16.06.2003

„Gespenstische Wanderung“

Jean-Claude Juncker, 48, luxemburgischer Premierminister und möglicher Kandidat für EU-Spitzenämter, über die Mängel des vom Konvent vorgelegten Entwurfs einer europäischen Verfassung
SPIEGEL: Herr Premierminister, sind Sie zufrieden mit dem Ergebnis des Europäischen Verfassungskonvents?
Juncker: Nein.
SPIEGEL: Aber Sie als Anführer des Zwergenaufstands der kleineren EU-Staaten müssten sich doch freuen, dass der in dieser Woche beim Gipfel von Thessaloniki vorliegende Verfassungsentwurf den Versuch der großen Mitglieder abblockt, die kleineren zu dominieren?

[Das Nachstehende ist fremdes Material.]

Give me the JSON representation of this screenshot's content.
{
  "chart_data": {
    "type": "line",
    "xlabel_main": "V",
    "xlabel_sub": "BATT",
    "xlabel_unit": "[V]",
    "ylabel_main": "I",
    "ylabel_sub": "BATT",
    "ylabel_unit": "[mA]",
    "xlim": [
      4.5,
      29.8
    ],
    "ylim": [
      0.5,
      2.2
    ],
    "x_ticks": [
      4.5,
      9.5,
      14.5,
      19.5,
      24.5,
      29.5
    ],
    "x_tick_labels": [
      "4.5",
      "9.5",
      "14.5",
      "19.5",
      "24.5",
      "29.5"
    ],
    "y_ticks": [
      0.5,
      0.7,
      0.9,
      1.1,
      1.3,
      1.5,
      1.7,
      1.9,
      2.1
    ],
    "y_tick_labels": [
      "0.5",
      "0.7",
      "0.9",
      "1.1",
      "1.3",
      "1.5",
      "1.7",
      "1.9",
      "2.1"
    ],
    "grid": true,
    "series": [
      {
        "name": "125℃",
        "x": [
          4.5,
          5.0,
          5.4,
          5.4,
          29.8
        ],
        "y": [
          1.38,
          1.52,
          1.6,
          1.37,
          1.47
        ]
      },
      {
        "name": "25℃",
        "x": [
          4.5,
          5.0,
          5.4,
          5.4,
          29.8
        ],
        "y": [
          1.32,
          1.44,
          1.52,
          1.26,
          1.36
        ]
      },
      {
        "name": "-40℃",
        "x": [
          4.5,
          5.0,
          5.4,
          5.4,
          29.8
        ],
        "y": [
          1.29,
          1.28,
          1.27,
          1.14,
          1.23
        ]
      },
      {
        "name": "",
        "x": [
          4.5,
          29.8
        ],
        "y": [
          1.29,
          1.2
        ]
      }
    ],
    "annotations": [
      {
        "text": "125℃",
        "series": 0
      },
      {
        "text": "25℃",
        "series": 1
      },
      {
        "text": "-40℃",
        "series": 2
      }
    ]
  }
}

Juncker: Der Text tendiert bei einigen für kleinere Staaten wichtigen Punkten in die richtige Richtung. Ansonsten sehe ich allerdings erhebliche Defizite. Ich bin jetzt 20 Jahre in europäischer Politik engagiert. Ich habe noch nie eine derartige Untransparenz, eine völlig undurchsichtige, sich dem demokratischen Wettbewerb der Ideen im Vorfeld der Formulierung entziehende Veranstaltung erlebt. Der Konvent ist angekündigt worden als die große Demokratie-Show. Ich habe noch keine dunklere Dunkelkammer gesehen als den Konvent.
SPIEGEL: Aber es gab doch viel Zoff in den öffentlichen Plenarsitzungen.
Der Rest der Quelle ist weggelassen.